One or more glob patterns matching files or directories to include. If excludeFiles is not set, the files matching includeFiles will be the files mounted.

My issue was that I didn’t understand what it meant, what mounting meant. More precisely, when in the whole building chain files/directories were moved around (virtually). I thought it could before everything or after, moving around .html files. I got confused with both redirections and alternative urls.
All those notions share similarities, this is the kind of thing which I think confuses unexperienced laymen.

My mistake is mentioned indeed:

When you add a mount, the default mount for the concerned target root is ignored: be sure to explicitly add it.

Problem is, that sounds like Chinese. What that really means is not obvious, nor what happens when you do forget it.
A short explanation in simple terms, might sound stupid but would help a lot. I know about system files, mounting usb sticks or disks, beside html and css this is about the common denominator to all amateur webdeveloppers. No need to go too basic, but pictures help.

What about the following - feel free to correct the terminology and make it a bit shorter perhaps, although too concise a wording and you loose people. In short, dumb it down in the spirit of the collection “for dummies”, when it makes sense.

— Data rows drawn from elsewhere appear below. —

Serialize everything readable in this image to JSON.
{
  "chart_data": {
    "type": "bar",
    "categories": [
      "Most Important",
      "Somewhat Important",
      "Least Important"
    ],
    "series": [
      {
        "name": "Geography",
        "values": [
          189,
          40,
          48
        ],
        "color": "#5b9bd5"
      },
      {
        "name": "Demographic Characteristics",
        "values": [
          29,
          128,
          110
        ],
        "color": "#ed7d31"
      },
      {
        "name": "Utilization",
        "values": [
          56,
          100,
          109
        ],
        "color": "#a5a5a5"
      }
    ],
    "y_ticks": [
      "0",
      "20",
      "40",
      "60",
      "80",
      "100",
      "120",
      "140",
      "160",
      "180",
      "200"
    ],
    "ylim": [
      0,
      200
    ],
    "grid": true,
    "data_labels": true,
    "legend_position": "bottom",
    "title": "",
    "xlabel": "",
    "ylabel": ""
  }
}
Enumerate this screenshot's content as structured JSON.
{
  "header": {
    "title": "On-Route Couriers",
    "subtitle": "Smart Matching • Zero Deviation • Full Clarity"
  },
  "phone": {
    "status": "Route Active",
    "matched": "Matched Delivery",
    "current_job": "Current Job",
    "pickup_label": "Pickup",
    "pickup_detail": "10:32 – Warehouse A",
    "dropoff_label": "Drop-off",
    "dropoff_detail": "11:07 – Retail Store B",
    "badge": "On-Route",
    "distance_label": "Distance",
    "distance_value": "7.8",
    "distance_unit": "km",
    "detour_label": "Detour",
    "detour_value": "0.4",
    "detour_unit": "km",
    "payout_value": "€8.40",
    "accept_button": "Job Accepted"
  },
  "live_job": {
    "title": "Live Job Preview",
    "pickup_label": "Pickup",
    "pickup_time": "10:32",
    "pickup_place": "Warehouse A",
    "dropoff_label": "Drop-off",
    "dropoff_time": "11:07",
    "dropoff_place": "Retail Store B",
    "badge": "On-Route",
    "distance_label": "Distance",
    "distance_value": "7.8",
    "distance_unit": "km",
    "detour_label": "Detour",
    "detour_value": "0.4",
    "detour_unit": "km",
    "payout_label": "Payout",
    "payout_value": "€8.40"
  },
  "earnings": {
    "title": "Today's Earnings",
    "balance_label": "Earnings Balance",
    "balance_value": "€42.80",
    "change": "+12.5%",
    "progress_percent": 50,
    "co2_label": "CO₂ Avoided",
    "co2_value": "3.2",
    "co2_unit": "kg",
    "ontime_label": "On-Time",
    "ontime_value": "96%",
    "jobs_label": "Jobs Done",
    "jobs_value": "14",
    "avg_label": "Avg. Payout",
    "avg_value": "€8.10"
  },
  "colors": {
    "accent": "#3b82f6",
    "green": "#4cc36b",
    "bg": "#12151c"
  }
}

Before mounts are considered:

├──􀀂  content 
│  └──􀀂  docs … 
│  	  └──􀇱  intro.md 
├──􀀂  data 
└──􀀂  2data 
[module]
[[module.mounts]]
  source = 'content'
  target = 'content'
[[module.mounts]]
  source = '2data'
  target = 'data'
[[module.mounts]]
  source = 'data'
  target = 'data'
[[module.mounts]]
  source = 'content/docs/intro.md'
  target = 'content/_index.md'

In this example, directory 2data and data are fused as if all their content files were dumped into a third directory named “data”.
Without the third mount mapping “data” to “data”, the original “data” folder is erased instead of fusing with the new one. Mounting files, has the effect of moving them in the project arborescence and if the names of the source and target differ, renaming them too.
These virtual change occur before all building and processing, so what Hugo sees at the start of it is:
After the mounting, before building:

├──􀀂  content 
│  ├──􀀂  docs … 
│  └──􀇱  _index.md \\ file content of intro.md
└──􀀂  data \\ content of data + 2data

NB: When you add a mount, the default mount for the concerned target root is ignored: be sure to explicitly add it. In this case, without the first mapping of content to content, content is not seen at all, as if all content files had been deleted.